Tras el sismo, las autoridades activaron una alerta de tsunami como medida preventiva, aunque horas más tarde fue cancelada al descartarse un riesgo para la población costera.
La primera ministra de Japón, Sanae Takaichi, informó que el Gobierno continuaba evaluando la magnitud de los daños y el número definitivo de víctimas.
«Ya nos han informado de que hay personas heridas. Se han producido cortes de electricidad e incendios en algunas zonas, y también ha habido daños en carreteras y puentes, así como el derrumbe de edificios», declaró la mandataria durante una conferencia de prensa en Tokio.
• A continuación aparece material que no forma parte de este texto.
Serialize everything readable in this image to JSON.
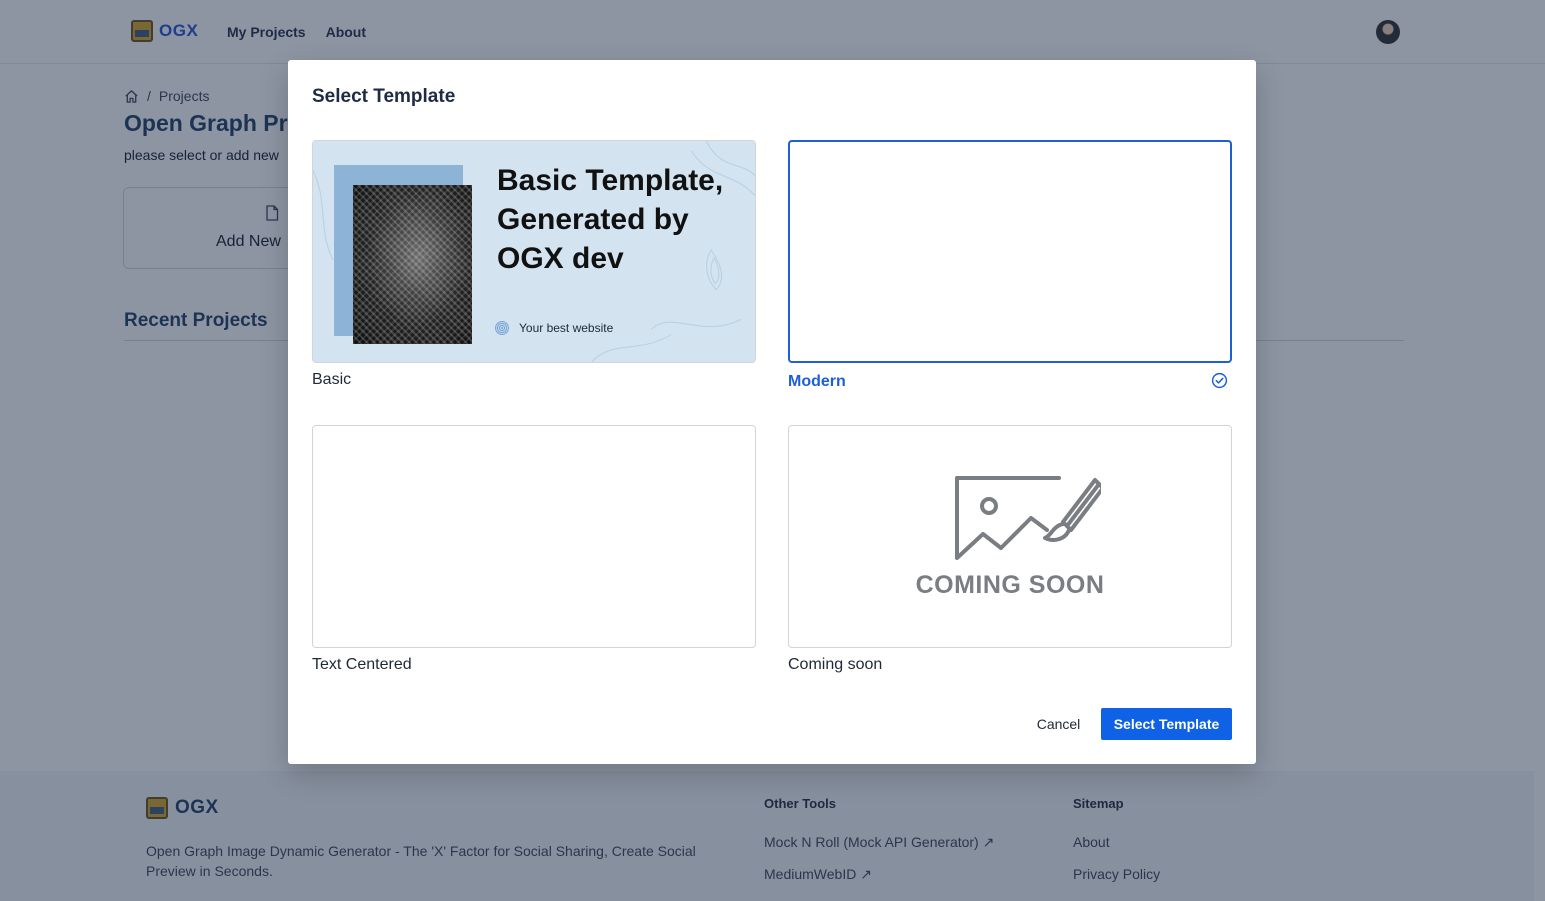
{
  "navbar": {
    "logo_text": "OGX",
    "links": [
      "My Projects",
      "About"
    ]
  },
  "page": {
    "breadcrumb_sep": "/",
    "breadcrumb_current": "Projects",
    "title": "Open Graph Pr",
    "subtitle": "please select or add new",
    "add_new_label": "Add New",
    "recent_title": "Recent Projects"
  },
  "footer": {
    "logo_text": "OGX",
    "description": "Open Graph Image Dynamic Generator - The 'X' Factor for Social Sharing, Create Social Preview in Seconds.",
    "other_tools_title": "Other Tools",
    "other_tools": [
      "Mock N Roll (Mock API Generator) ↗",
      "MediumWebID ↗"
    ],
    "sitemap_title": "Sitemap",
    "sitemap": [
      "About",
      "Privacy Policy"
    ]
  },
  "modal": {
    "title": "Select Template",
    "templates": [
      {
        "label": "Basic"
      },
      {
        "label": "Modern",
        "selected": true
      },
      {
        "label": "Text Centered"
      },
      {
        "label": "Coming soon"
      }
    ],
    "basic_preview": {
      "title": "Basic Template, Generated by OGX dev",
      "site": "Your best website"
    },
    "coming_soon_text": "COMING SOON",
    "cancel_label": "Cancel",
    "confirm_label": "Select Template"
  },
  "colors": {
    "accent": "#0f62e6",
    "selected_border": "#1d5fd6",
    "overlay": "#1b2c48",
    "basic_bg": "#d3e3ef"
  }
}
Además, pidió a los habitantes de las zonas afectadas que extremaran las medidas de precaución.
«Pido a todos que tomen medidas para protegerse, incluyendo la evacuación a un lugar seguro», expresó.
Según la cadena pública NHK, los hospitales de la región atendieron a más de 50 personas con distintas lesiones. Entre los heridos figuran pasajeros que viajaban en un tren de alta velocidad cuando ocurrió el terremoto.
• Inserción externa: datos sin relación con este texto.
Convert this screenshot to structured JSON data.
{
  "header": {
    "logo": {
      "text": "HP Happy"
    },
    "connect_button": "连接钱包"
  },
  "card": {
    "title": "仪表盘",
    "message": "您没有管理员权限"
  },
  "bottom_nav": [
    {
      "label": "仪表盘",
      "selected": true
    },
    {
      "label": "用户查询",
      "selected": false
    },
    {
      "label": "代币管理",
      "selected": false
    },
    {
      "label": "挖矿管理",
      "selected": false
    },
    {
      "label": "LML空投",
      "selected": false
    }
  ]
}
También se reportaron personas atrapadas dentro de un centro comercial que sufrió un derrumbe parcial, mientras los equipos de rescate trabajaban para asistir a quienes permanecían bajo los escombros.
Las imágenes difundidas por la televisión japonesa mostraron edificios incendiados, estructuras parcialmente colapsadas y enormes grietas que atravesaron calles y autopistas elevadas.
El fuerte temblor provocó además la suspensión total del servicio ferroviario en la región. La empresa JR Kyushu interrumpió la circulación de todos sus trenes, incluidos los servicios del famoso tren bala o Shinkansen.
En paralelo, el Aeropuerto de Kumamoto cerró temporalmente su pista, obligando a las aerolíneas a cancelar o desviar numerosos vuelos.
Los problemas también alcanzaron al suministro eléctrico. La empresa Kyushu Electric Power informó que cerca de 48.000 hogares quedaron sin servicio como consecuencia del terremoto.
Las principales compañías de telecomunicaciones del país, KDDI y Docomo, reportaron interrupciones en la telefonía móvil debido a los cortes de energía y a fallas en las líneas de transmisión.
Pese a la magnitud del fenómeno, la Autoridad de Regulación Nuclear de Japón indicó que no se detectaron anomalías en las centrales nucleares ubicadas en la región afectada, reportó la agencia Reuters.